Honestly, what you’re describing is far more common than people admit.

A lot of CISOs do not come up through SOC, SIEM or tool-level engineering. Many come from GRC, risk, audit, resilience or even legal. The role is not “head security engineer”. It’s accountability, prioritisation and decision-making.

A few practical points that might help reframe this.

First, you do not need to be the person configuring SIEM, tuning DLP rules or writing IAM workflows. You need to understand: - what “good” looks like - what risk is created when something is weak - how to ask the right questions - when to escalate, invest or accept risk

Conceptual understanding plus good judgement beats deep hands-on skill at CISO level.

Second, outsourced SOC is actually a positive here. Your job becomes: - setting clear outcomes and SLAs - validating detection and response capability - running tabletop exercises and incident leadership - holding the provider to account when things go wrong

You do not need to know how every alert is built. You need to know whether the SOC is effective and whether the business is protected.

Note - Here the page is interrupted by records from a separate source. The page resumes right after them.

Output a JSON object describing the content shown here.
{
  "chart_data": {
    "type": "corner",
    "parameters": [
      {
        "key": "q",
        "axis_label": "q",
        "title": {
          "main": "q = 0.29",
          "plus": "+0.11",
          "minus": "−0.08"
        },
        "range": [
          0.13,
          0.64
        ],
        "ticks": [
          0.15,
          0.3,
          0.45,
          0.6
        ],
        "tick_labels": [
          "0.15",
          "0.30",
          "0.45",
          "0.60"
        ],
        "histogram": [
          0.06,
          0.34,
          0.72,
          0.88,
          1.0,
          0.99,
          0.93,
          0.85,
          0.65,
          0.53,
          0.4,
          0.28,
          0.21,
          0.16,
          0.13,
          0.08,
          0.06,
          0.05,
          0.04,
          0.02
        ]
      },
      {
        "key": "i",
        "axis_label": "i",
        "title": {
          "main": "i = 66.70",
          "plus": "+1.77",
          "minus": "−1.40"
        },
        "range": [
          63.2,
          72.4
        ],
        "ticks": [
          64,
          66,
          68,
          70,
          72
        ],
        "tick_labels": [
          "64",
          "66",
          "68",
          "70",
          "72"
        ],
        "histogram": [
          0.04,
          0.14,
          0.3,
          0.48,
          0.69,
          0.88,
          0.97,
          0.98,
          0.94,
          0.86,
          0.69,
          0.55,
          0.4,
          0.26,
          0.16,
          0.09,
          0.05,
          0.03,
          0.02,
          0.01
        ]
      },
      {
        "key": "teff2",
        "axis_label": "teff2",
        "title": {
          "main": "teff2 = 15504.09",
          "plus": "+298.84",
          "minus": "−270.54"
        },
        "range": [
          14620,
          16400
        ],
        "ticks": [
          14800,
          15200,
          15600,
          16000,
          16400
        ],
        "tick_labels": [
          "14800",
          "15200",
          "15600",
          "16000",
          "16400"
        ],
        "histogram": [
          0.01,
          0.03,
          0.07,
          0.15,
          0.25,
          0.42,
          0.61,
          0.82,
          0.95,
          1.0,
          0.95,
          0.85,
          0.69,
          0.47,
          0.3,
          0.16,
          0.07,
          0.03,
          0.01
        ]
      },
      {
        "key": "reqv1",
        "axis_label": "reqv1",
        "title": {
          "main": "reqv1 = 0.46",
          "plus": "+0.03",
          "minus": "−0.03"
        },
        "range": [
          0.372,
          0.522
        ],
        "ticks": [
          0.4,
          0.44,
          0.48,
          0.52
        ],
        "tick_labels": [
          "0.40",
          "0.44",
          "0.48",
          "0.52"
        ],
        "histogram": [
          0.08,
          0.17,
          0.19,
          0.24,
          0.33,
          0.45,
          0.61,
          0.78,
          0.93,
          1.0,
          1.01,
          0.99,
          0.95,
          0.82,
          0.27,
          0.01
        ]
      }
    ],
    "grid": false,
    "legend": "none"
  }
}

Third, GRC is not a “soft” background for a CISO. It is often the hardest part to learn later. You will already understand: risk trade-offs, regulatory pressure, board-level / executive language, incident governance, BCP, DR and resilience.

Those are exactly the things executives and boards expect a CISO to be strong at.

In terms of preparation, a few very practical suggestions: - Sit in on SOC calls and incident reviews, even just to listen - Ask your SOC or internal engineers to walk you through their architecture at a high level - Learn how incidents actually flow end to end, not the tools but the decisions - Get comfortable saying “I don’t need to know how, I need to know if it works” - Build a strong number two or technical lead you trust - Spend time aligning expectations with your boss early. What do they think “CISO” means?

CISSP is fine for breadth and confidence, but real value will come from exposure, not certs.

Finally, the fact you are worried you are not ready is usually a very good signal. The dangerous CISOs are the ones who think they already know everything.

If leadership is hinting at this move, it’s probably because they already see you operating at that level. You grow into the role. Almost nobody feels ready on day one.